Re-balancing 仅在训练集中有意义,以防止 classifier 简单而天真地 class 将所有实例都视为负面的,以获得 99% 的感知准确度.
因此,您可以放心,在您描述的设置中,再平衡仅对训练采取行动 set/folds。
要对行进行抽样,以便每个 label
以相等的概率进行抽样:
- 绘制给定标签一行的概率应该是
1/n_labels
- 对于给定标签
l
绘制给定行的概率应该是 1/n_rows
对于该标签 n_rows
每一行的概率是 p_row = 1/(n_labels*n_rows)
。您可以使用 groupby 生成这些值并将它们传递给 df.sample,如下所示:
import numpy as np
import pandas as pd
df_dict = {'id': {0: 95535, 1: 95536, 2: 95536, 3: 95536, 4: 95536, 5: 95536, 6: 95537, 7: 95538, 8: 95538, 9: 95538, 10: 95538, 11: 95538, 12: 95539, 13: 5935, 14: 5935, 15: 5935, 16: 5935, 17: 5935, 18: 5935, 19: 5935, 20: 5935, 21: 34147, 22: 34147, 23: 34147, 24: 34147, 25: 34147, 26: 34147, 27: 34147}, 'label': {0: 18, 1: 0, 2: 0, 3: 0, 4: 0, 5: 0, 6: 1, 7: 0, 8: 0, 9: 0, 10: 0, 11: 0, 12: 2, 13: 0, 14: 0, 15: 0, 16: 0, 17: 0, 18: 0, 19: 0, 20: 0, 21: 19, 22: 19, 23: 19, 24: 19, 25: 19, 26: 19, 27: 19}, 'value': {0: ' ', 1: ' ', 2: '100 ', 3: ' ', 4: '53.68547236 ', 5: ' ', 6: ' ', 7: ' ', 8: ' ', 9: ' ', 10: '656.06155202', 11: ' ', 12: ' ', 13: ' ', 14: '150 ', 15: '50 ', 16: '24.610985335', 17: ' ', 18: '223.81789584', 19: '148.1805218 ', 20: '110.9712538 ', 21: '73.62651909 ', 22: ' ', 23: '53.35958016 ', 24: ' ', 25: ' ', 26: ' ', 27: '393.54029411'}}
df = pd.DataFrame.from_dict(d)
# create column that includes counts by label
n_labels = df.label.nunique()
n_rows = df.groupby("label").id.transform("count")

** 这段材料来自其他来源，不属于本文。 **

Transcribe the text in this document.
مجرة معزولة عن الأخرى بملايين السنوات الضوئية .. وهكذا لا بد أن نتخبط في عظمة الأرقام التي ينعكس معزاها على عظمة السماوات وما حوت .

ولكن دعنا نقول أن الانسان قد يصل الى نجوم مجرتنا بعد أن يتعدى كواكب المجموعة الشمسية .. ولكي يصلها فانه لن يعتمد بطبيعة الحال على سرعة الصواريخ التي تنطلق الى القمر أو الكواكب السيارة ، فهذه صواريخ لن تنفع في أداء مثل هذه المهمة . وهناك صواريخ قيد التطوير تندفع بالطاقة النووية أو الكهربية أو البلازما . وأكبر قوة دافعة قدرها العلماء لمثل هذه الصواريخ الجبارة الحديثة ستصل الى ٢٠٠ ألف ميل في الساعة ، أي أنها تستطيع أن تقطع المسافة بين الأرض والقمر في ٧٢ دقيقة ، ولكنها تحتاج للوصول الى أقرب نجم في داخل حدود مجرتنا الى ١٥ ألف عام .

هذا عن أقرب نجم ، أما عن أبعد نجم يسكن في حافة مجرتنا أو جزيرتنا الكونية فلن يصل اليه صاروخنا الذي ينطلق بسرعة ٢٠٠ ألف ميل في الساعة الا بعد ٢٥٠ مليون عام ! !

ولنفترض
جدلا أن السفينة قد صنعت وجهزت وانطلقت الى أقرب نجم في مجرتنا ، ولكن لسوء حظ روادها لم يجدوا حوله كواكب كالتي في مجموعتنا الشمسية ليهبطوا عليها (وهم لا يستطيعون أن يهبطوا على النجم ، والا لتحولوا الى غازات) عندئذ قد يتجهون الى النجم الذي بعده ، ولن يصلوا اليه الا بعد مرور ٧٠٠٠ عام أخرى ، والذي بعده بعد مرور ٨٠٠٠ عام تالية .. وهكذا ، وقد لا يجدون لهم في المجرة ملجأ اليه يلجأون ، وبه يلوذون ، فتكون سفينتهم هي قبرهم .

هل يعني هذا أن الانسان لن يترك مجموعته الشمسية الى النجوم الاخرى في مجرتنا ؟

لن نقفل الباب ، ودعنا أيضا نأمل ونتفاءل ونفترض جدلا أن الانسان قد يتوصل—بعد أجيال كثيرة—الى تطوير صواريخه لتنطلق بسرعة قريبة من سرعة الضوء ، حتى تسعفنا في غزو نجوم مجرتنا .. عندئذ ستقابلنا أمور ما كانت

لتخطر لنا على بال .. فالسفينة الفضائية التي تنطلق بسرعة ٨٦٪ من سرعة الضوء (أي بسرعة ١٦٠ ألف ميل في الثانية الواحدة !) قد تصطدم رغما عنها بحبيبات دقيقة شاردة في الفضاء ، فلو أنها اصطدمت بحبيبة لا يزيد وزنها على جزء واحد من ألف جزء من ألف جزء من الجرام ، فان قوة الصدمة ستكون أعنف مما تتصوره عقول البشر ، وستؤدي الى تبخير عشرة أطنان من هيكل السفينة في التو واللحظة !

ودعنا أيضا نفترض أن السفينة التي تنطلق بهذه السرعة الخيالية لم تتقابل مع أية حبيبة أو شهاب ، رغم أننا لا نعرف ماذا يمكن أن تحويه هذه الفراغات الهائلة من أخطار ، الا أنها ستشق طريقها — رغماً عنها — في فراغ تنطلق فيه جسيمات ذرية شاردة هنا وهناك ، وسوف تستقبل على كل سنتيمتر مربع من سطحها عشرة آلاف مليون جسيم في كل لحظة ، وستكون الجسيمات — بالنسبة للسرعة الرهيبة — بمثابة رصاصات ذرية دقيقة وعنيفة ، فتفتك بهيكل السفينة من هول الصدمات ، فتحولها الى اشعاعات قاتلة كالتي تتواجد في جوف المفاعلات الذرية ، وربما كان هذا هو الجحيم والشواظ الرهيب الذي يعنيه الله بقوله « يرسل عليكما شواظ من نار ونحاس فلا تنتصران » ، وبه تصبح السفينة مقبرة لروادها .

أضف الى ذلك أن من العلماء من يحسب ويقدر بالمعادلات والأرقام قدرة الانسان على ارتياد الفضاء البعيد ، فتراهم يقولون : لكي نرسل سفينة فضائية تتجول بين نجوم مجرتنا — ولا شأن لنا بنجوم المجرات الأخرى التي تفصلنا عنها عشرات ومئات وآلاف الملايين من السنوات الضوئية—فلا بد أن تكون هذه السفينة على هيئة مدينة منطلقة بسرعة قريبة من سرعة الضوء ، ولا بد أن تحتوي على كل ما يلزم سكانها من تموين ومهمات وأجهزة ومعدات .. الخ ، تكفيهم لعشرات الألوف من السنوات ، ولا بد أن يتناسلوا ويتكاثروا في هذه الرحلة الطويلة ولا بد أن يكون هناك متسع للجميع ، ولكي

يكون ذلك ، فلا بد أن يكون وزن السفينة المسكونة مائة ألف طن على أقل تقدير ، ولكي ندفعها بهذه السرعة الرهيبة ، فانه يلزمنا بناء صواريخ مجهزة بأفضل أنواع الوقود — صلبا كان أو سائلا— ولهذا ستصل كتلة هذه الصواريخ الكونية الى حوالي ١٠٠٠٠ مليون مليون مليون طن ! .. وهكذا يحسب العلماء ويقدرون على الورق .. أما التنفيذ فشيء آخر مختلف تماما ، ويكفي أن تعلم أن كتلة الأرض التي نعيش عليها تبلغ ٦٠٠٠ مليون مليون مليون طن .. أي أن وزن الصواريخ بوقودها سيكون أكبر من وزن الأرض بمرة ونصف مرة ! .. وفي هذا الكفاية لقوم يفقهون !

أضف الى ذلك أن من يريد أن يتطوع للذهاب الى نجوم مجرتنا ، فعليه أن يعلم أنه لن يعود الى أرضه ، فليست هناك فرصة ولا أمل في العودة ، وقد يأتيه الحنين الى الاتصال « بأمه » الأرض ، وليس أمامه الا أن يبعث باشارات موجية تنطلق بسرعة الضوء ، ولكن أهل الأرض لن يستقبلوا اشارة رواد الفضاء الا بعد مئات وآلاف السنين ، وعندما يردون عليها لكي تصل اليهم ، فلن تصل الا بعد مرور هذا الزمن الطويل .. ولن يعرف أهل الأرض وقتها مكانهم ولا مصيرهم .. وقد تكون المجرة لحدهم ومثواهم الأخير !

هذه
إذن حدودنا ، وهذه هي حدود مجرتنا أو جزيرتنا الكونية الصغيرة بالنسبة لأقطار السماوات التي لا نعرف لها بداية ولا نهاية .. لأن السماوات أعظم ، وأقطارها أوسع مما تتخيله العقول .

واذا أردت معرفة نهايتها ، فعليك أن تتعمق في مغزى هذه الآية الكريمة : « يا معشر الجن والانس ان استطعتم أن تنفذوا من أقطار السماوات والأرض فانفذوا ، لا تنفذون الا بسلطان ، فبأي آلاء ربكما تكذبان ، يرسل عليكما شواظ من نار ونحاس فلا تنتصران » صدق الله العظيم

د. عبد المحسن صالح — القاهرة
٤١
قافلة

weights = 1/(n_rows*n_labels)
# sanity check probabilities:
bool(np.sum(weights) == 1)
df_samples = df.sample(n=40000, weights=weights, replace=True, random_state=19)
验证标签绘制是否大致均匀:
print(df_samples.label.value_counts()/len(df_samples))
# sampling frequency by group:
# 0 0.203325
# 2 0.201075
# 18 0.200925
# 19 0.198850
# 1 0.195825
我有一个包含多标签数据的数据集。共有 20 个标签(从 0 到 20),它们之间分布不平衡。以下是数据概览:
|id |label|value |
|-----|-----|------------|
|95534|0 |65.250002088|
|95535|18 | |
|95536|0 | |
|95536|0 |100 |
|95536|0 | |
|95536|0 |53.68547236 |
|95536|0 | |
|95537|1 | |
|95538|0 | |
|95538|0 | |
|95538|0 | |
|95538|0 |656.06155202|
|95538|0 | |
|95539|2 | |
|5935 |0 | |
|5935 |0 |150 |
|5935 |0 |50 |
|5935 |0 |24.610985335|
|5935 |0 | |
|5935 |0 |223.81789584|
|5935 |0 |148.1805218 |
|5935 |0 |110.9712538 |
|34147|19 |73.62651909 |
|34147|19 | |
|34147|19 |53.35958016 |
|34147|19 | |
|34147|19 | |
|34147|19 | |
|34147|19 |393.54029411|
我希望对数据进行过采样并在标签之间取得平衡。我遇到了一些方法,例如 SMOTE
和 SMOTENC
,但它们都需要将数据拆分为训练集和测试集,并且它们不适用于稀疏数据。有什么办法可以在拆分前的预处理步骤中对整个数据执行此操作?
实际上从理论上讲,您不需要对测试集进行上采样。
在 class 不平衡设置中,人为地平衡 test/validation 集没有任何意义:这些集必须保持真实,即你想测试你的 classifier 在现实世界的设置,比如说,负数 class 将包括 99% 的样本,以便查看您的模型在预测感兴趣的 1% 正数 class 且没有太多样本时的表现如何误报。人为地夸大少数 class 或减少多数将导致性能指标不切实际,与您试图解决的现实世界问题没有任何实际关系。
Re-balancing 仅在训练集中有意义,以防止 classifier 简单而天真地 class 将所有实例都视为负面的,以获得 99% 的感知准确度.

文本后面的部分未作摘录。